We were at the same dinner a couple weeks ago actually. I'm enjoying where I am using Julia and LLVM, not sure if you could pay me enough to make me want to work on the JVM.

namelezz · on March 12, 2016

How is nd4j compared to Breeze and jblas, which are used in Spark MLlib[1]?

[1] - http://spark.apache.org/docs/latest/mllib-data-types.html

agibsonccc · on March 12, 2016

See my post here: https://news.ycombinator.com/edit?id=11275071

We have this concept of a backend where we had net lib java and jblas, but both are horribly slow/limited and need some updating which is why we added our approach to this.

If a new matrix framework comes out, I will just write a backend for it and allow people to keep the same dsl.
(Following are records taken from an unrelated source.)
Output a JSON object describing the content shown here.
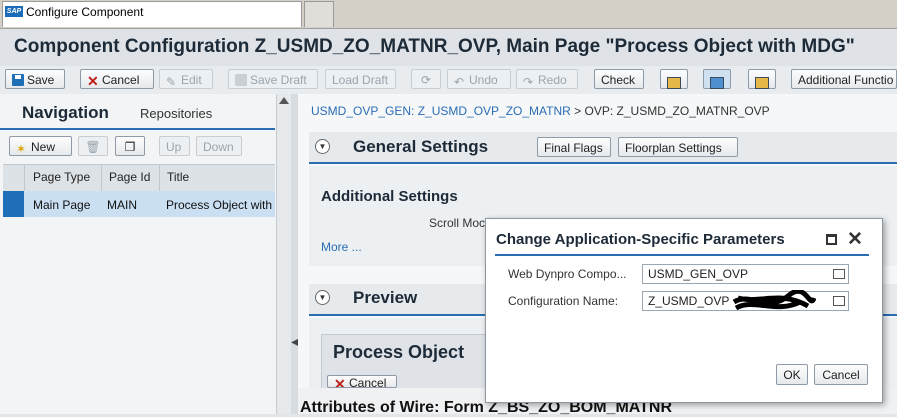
{
  "browser": {
    "tab_title": "Configure Component",
    "logo_text": "SAP"
  },
  "page": {
    "title": "Component Configuration Z_USMD_ZO_MATNR_OVP, Main Page \"Process Object with MDG\""
  },
  "toolbar": {
    "save": "Save",
    "cancel": "Cancel",
    "edit": "Edit",
    "save_draft": "Save Draft",
    "load_draft": "Load Draft",
    "undo": "Undo",
    "redo": "Redo",
    "check": "Check",
    "additional_functions": "Additional Functio"
  },
  "navigation": {
    "title": "Navigation",
    "repositories": "Repositories",
    "new_button": "New",
    "up_button": "Up",
    "down_button": "Down",
    "columns": [
      "Page Type",
      "Page Id",
      "Title"
    ],
    "rows": [
      {
        "page_type": "Main Page",
        "page_id": "MAIN",
        "title": "Process Object with"
      }
    ]
  },
  "breadcrumb": {
    "link": "USMD_OVP_GEN: Z_USMD_OVP_ZO_MATNR",
    "separator": ">",
    "current": "OVP: Z_USMD_ZO_MATNR_OVP"
  },
  "general_settings": {
    "title": "General Settings",
    "final_flags": "Final Flags",
    "floorplan_settings": "Floorplan Settings",
    "additional_settings": "Additional Settings",
    "scroll_label": "Scroll Moc",
    "more_link": "More ..."
  },
  "preview": {
    "title": "Preview",
    "process_object": "Process Object",
    "cancel": "Cancel"
  },
  "wire": {
    "text": "Attributes of Wire: Form Z_BS_ZO_BOM_MATNR"
  },
  "dialog": {
    "title": "Change Application-Specific Parameters",
    "fields": [
      {
        "label": "Web Dynpro Compo...",
        "value": "USMD_GEN_OVP"
      },
      {
        "label": "Configuration Name:",
        "value": "Z_USMD_OVP"
      }
    ],
    "ok": "OK",
    "cancel": "Cancel"
  }
}
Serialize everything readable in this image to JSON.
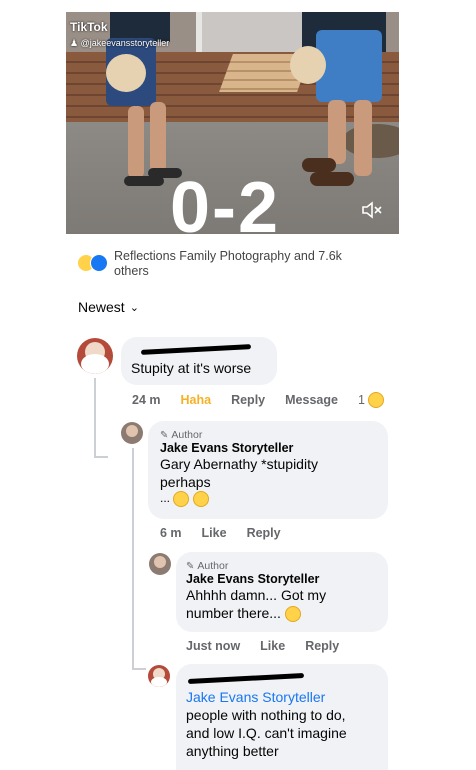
{
  "video": {
    "platform": "TikTok",
    "handle": "@jakeevansstoryteller",
    "score_overlay": "0-2",
    "mute_icon": "speaker-mute-icon"
  },
  "reactions": {
    "icons": [
      "haha-reaction-icon",
      "like-reaction-icon"
    ],
    "summary": "Reflections Family Photography and 7.6k others"
  },
  "sort": {
    "label": "Newest"
  },
  "comments": [
    {
      "text": "Stupity at it's worse",
      "time": "24 m",
      "reaction_label": "Haha",
      "reply_label": "Reply",
      "message_label": "Message",
      "reaction_count": "1"
    }
  ],
  "replies": [
    {
      "badge": "Author",
      "name": "Jake Evans Storyteller",
      "text_line1": "Gary Abernathy *stupidity",
      "text_line2": "perhaps",
      "text_line3": "...",
      "time": "6 m",
      "like_label": "Like",
      "reply_label": "Reply"
    },
    {
      "badge": "Author",
      "name": "Jake Evans Storyteller",
      "text_line1": "Ahhhh damn... Got my",
      "text_line2": "number there...",
      "time": "Just now",
      "like_label": "Like",
      "reply_label": "Reply"
    },
    {
      "mention": "Jake Evans Storyteller",
      "text_line1": "people with nothing to do,",
      "text_line2": "and low I.Q. can't imagine",
      "text_line3": "anything better"
    }
  ],
  "colors": {
    "haha": "#f7b125",
    "mention": "#1877f2",
    "bubble": "#f0f2f5",
    "meta": "#65676b"
  }
}
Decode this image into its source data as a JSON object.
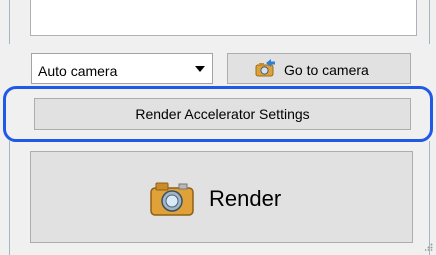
{
  "camera_select": {
    "value": "Auto camera"
  },
  "goto_camera_button": {
    "label": "Go to camera"
  },
  "render_accelerator_button": {
    "label": "Render Accelerator Settings"
  },
  "render_button": {
    "label": "Render"
  },
  "colors": {
    "highlight": "#1f59e6",
    "button_face": "#e1e1e1",
    "camera_icon": "#e0a238"
  },
  "icons": [
    "chevron-down-icon",
    "camera-arrow-icon",
    "camera-icon",
    "resize-grip-icon"
  ]
}
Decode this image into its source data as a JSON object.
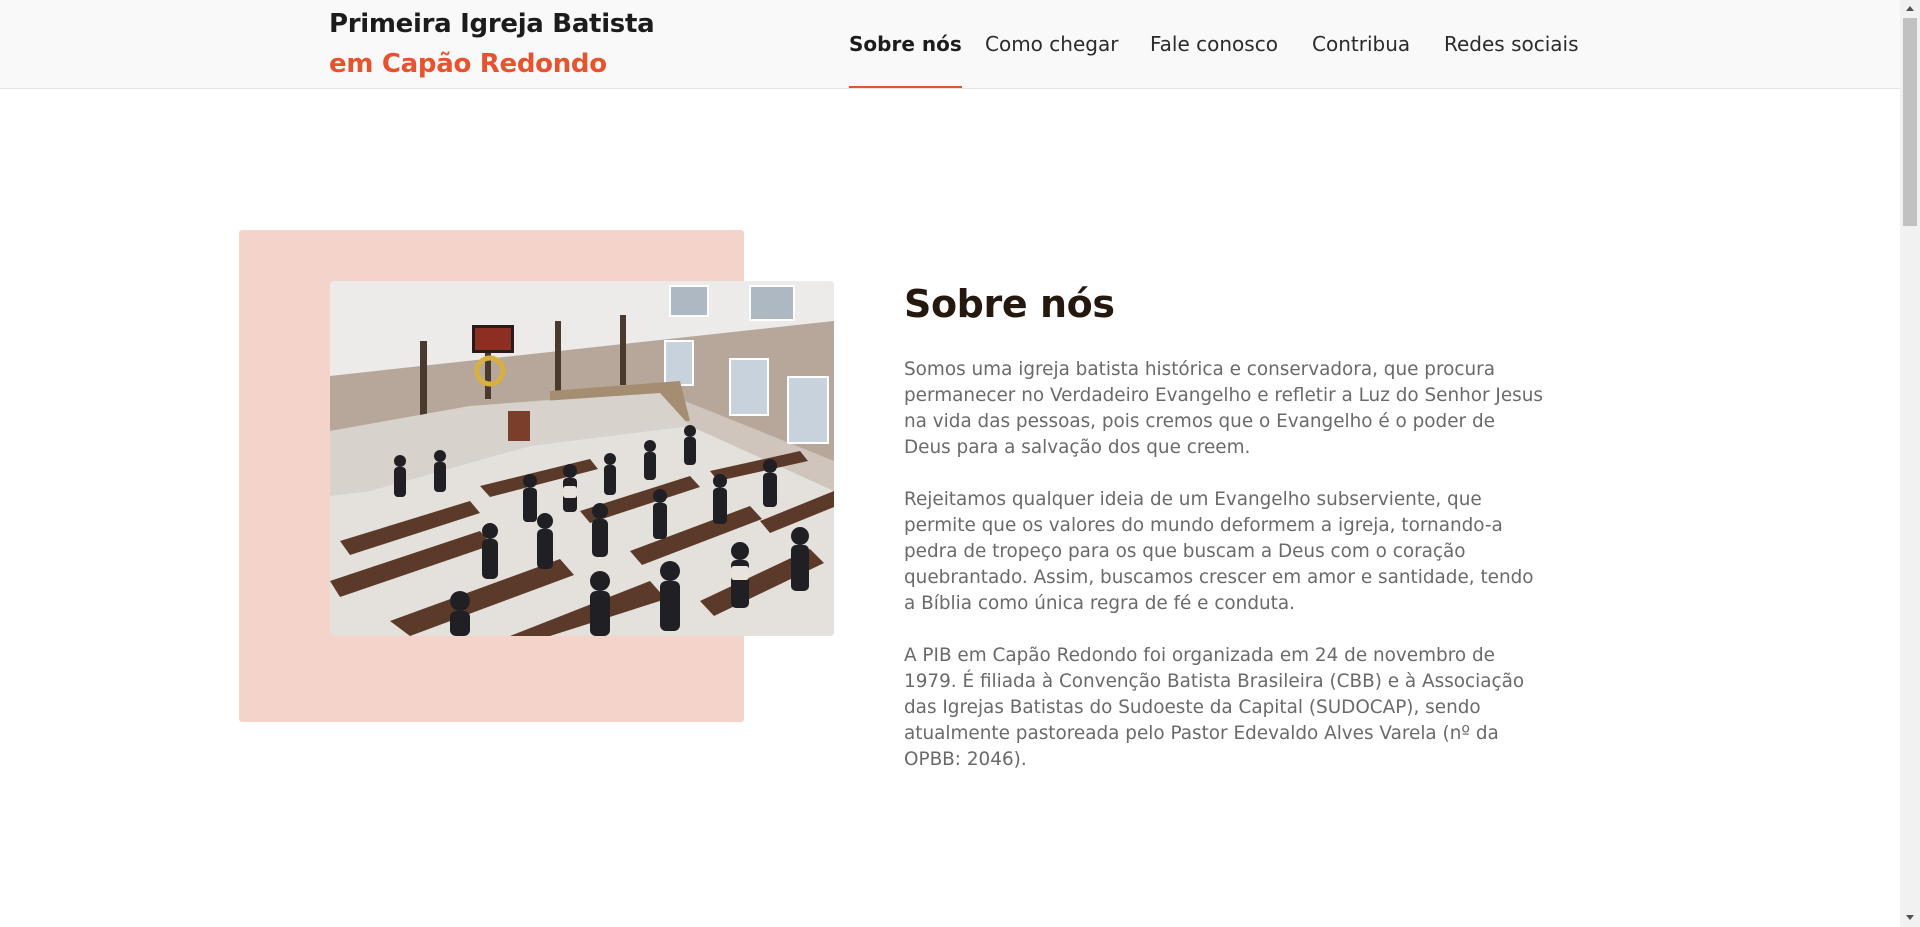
{
  "header": {
    "brand_line1": "Primeira Igreja Batista",
    "brand_line2": "em Capão Redondo",
    "nav": [
      {
        "label": "Sobre nós",
        "active": true
      },
      {
        "label": "Como chegar",
        "active": false
      },
      {
        "label": "Fale conosco",
        "active": false
      },
      {
        "label": "Contribua",
        "active": false
      },
      {
        "label": "Redes sociais",
        "active": false
      }
    ]
  },
  "about": {
    "title": "Sobre nós",
    "paragraphs": [
      "Somos uma igreja batista histórica e conservadora, que procura permanecer no Verdadeiro Evangelho e refletir a Luz do Senhor Jesus na vida das pessoas, pois cremos que o Evangelho é o poder de Deus para a salvação dos que creem.",
      "Rejeitamos qualquer ideia de um Evangelho subserviente, que permite que os valores do mundo deformem a igreja, tornando-a pedra de tropeço para os que buscam a Deus com o coração quebrantado. Assim, buscamos crescer em amor e santidade, tendo a Bíblia como única regra de fé e conduta.",
      "A PIB em Capão Redondo foi organizada em 24 de novembro de 1979. É filiada à Convenção Batista Brasileira (CBB) e à Associação das Igrejas Batistas do Sudoeste da Capital (SUDOCAP), sendo atualmente pastoreada pelo Pastor Edevaldo Alves Varela (nº da OPBB: 2046)."
    ]
  },
  "colors": {
    "accent": "#e8532f",
    "photo_backdrop": "#f4d3cb",
    "heading": "#24180f",
    "body_text": "#6a6a6a"
  }
}
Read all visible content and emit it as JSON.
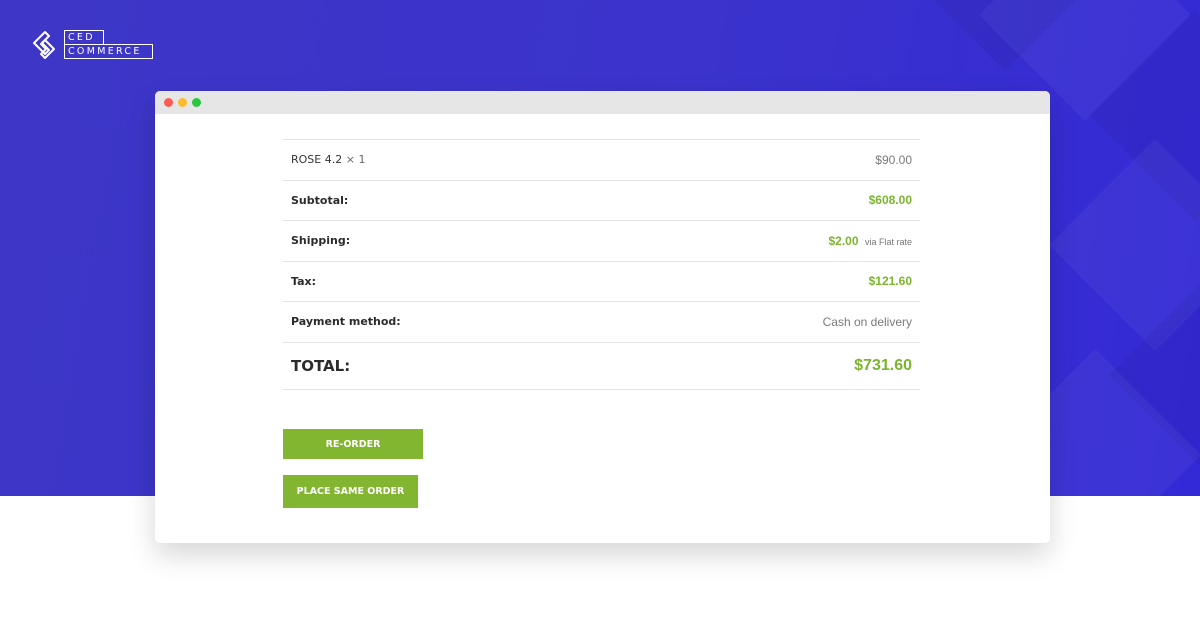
{
  "brand": {
    "logo_line1": "CED",
    "logo_line2": "COMMERCE"
  },
  "window": {
    "buttons": [
      "close",
      "minimize",
      "maximize"
    ]
  },
  "order": {
    "item": {
      "name": "ROSE 4.2",
      "qty": "× 1",
      "price": "$90.00"
    },
    "subtotal": {
      "label": "Subtotal:",
      "value": "$608.00"
    },
    "shipping": {
      "label": "Shipping:",
      "value": "$2.00",
      "method": "via Flat rate"
    },
    "tax": {
      "label": "Tax:",
      "value": "$121.60"
    },
    "payment": {
      "label": "Payment method:",
      "value": "Cash on delivery"
    },
    "total": {
      "label": "TOTAL:",
      "value": "$731.60"
    }
  },
  "actions": {
    "reorder_label": "RE-ORDER",
    "place_same_label": "PLACE SAME ORDER"
  },
  "colors": {
    "background": "#3b33cc",
    "accent_green": "#82b530",
    "price_green": "#7bb52d"
  }
}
Breeze also isn't usable from java: http://stackoverflow.com/questions/27246348/using-breeze-fro...

FWIW, we also support both row and column major (you can specify the data as well as ordering) very similar to numpy.

If you come use nd4j, it will mainly be for a dsl that encourages vectorization just like any other numerical language.

vonnik · on March 12, 2016

ND4J supports n-dimensional arrays, while Breeze does not. jblas is great but it's not fast enough. We've relied on netlibblas in the past, and we're moving to faster computation libs now. We'd love for Spark MLlib to plug into ND4J at some point.

noobermin · on March 12, 2016

Java certainly has obtained a bad reputation in the sciences, however.

agibsonccc · on March 12, 2016

I agree. A lot of that is because no one has taken the lessons hard learned from every other numerical language and just replicated it (hardware acceleration,BLAS,ndarrays,..)

The JVM has a lot of matrix library fragmentation.

vonnik · on March 12, 2016

Just curious: Why is that?

tavert · on March 13, 2016

Without easy access to SIMD or value types (and JNI does not count as easy), the JVM's performance for regular computations on large datasets is still pretty lacking. Quoting http://cr.openjdk.java.net/~jrose/values/values-0.html, "Numeric types like complex numbers, extended-precision or unsigned integers, and decimal types are widely useful but can only be approximated (to the detriment of type safety and/or performance) by primitives or object classes."

And the JVM's costs in terms of deployment and startup times aren't very attractive for scientific workloads. You wouldn't gain as much in a migration from Python or Matlab to Java (or any other JVM language) as you would to C++ (or increasingly Julia), since you'll likely still need access to the same native libraries and JNI is kind of a pain.

elcritch · on March 12, 2016

Having done both Java and scientific programming I'd mostly say that the verbosity of Java really distracts away from the task of writing scientific code. An academic really doesn't usually care to learn about singletons and classes to write really fast for-loops. Also while the speed of Java now is awesome, floating point performance is key for those scientists who do know more systems level programming (memory management is a big issues). Actually GC in Julia can be a pain also.

noobermin · on March 13, 2016

I have a passing knowledge of Julia (I've written a simple Lorentz Force[0] stepper in it) is there a way to avoid GC in the middle of the calculation, ie., a performance critical loop or other?

[0] https://github.com/noobermin/jelo

ffriend · on March 13, 2016

You can turn garbage collection on and off using `gc_enable` function.

agibsonccc · on March 12, 2016

Which is why a c++ underbelly is so important. The computations shouldn't happen at the java level if a scientific lib is being done right. I'd say scala isn't a bad alternative to that (which we have nd4s which is a wrapper over nd4j)

tanlermin · on March 13, 2016

Ugh.

But in julia, its written in julia. There are even julia native tensor and matrix ops.